Ragsdale smiled to himself. He wouldn't cling to bravery. He would survive. He pulled the corpse through the gates.
The captain nodded as Ragsdale passed.
“Morning, Johnny,” Ragsdale said, using the only term of address that the prisoners were allowed.
“Going to be a dandy one, Yank. Don't ya'll forget me on the way back in.”
“No, suh,” Ragsdale said, imitating a Southern accent.
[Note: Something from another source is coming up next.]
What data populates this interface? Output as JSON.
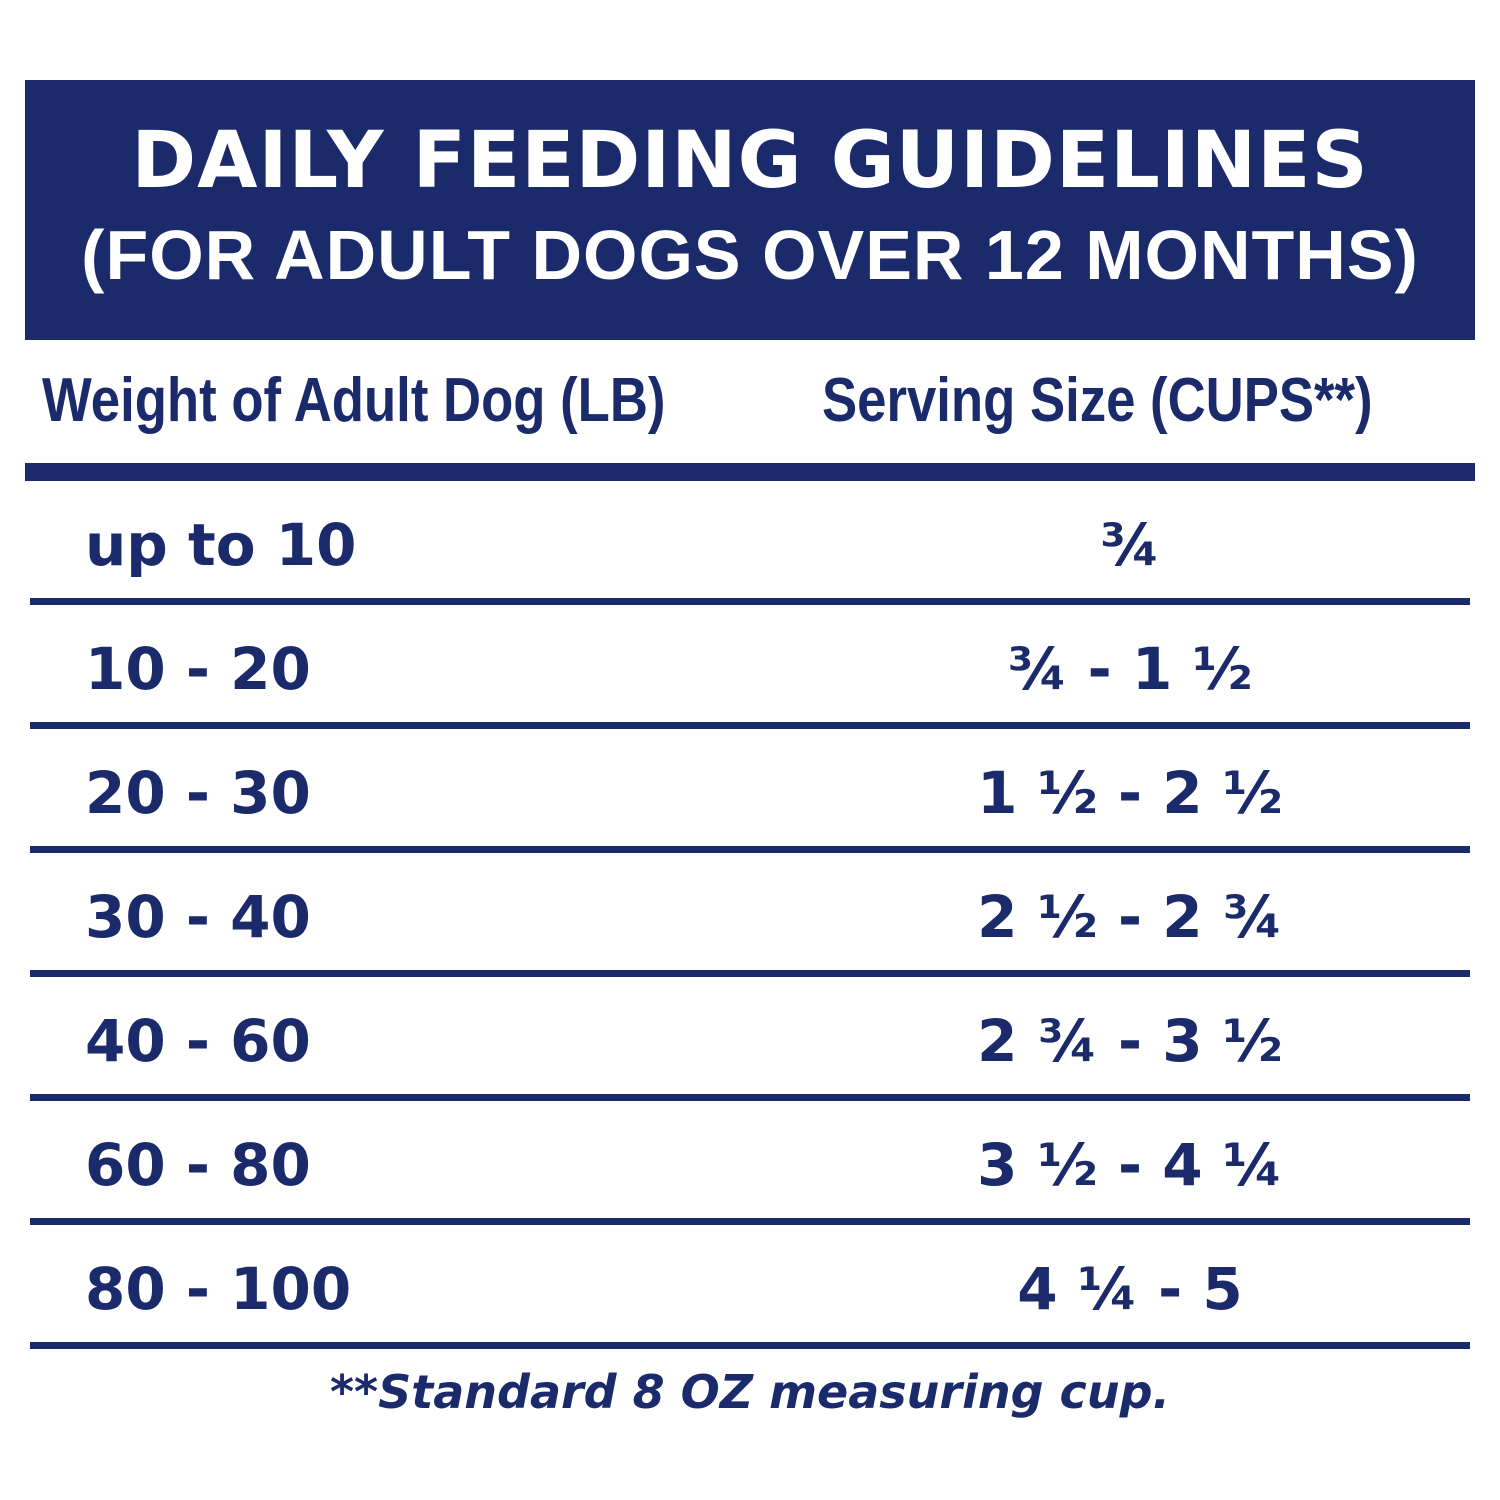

He kept his grin plastered on, and wondered if that was how the Negroes felt, smiling and smiling as the lash came down across their backs. He didn't know, because he'd never met one.
The haul to the dead-house was about a hundred yards. The corpse-bearers passed the cookhouse on the way, and a charred smell drowned out the rot of corpses. A gaunt civilian came from the cookhouse and dumped a thick greasy liquid into the stream. Ragsdale watched the gray slick make its way down the creek towards the stockade.
When Ragsdale reached the dead-house, which was an open covered area, he laid the corpse down and went into the shade of the high Georgia pines. The other hucksters laid out their corpses as well. In the dead-house, Confederate officials tried to determine the names and units of the dead and keep careful records. But as the death tolls mounted over the summer, the effort had become hurried and careless.
But, brief though the respite was, there was time enough for Ragsdale to do business.
“Hi, Johnny,” Ragsdale said to the Rebel guard who was slouched against a tree. The guard might have been a civilian from the manner of dress, but Ragsdale took no chances.
“Howdy.” The guard scarcely looked up. “Don't you go and try to run, or I got to put a bullet in your back.”
“Wouldn't dream of it, Johnny.” And he wouldn't. He was making too much money. “What's good today?”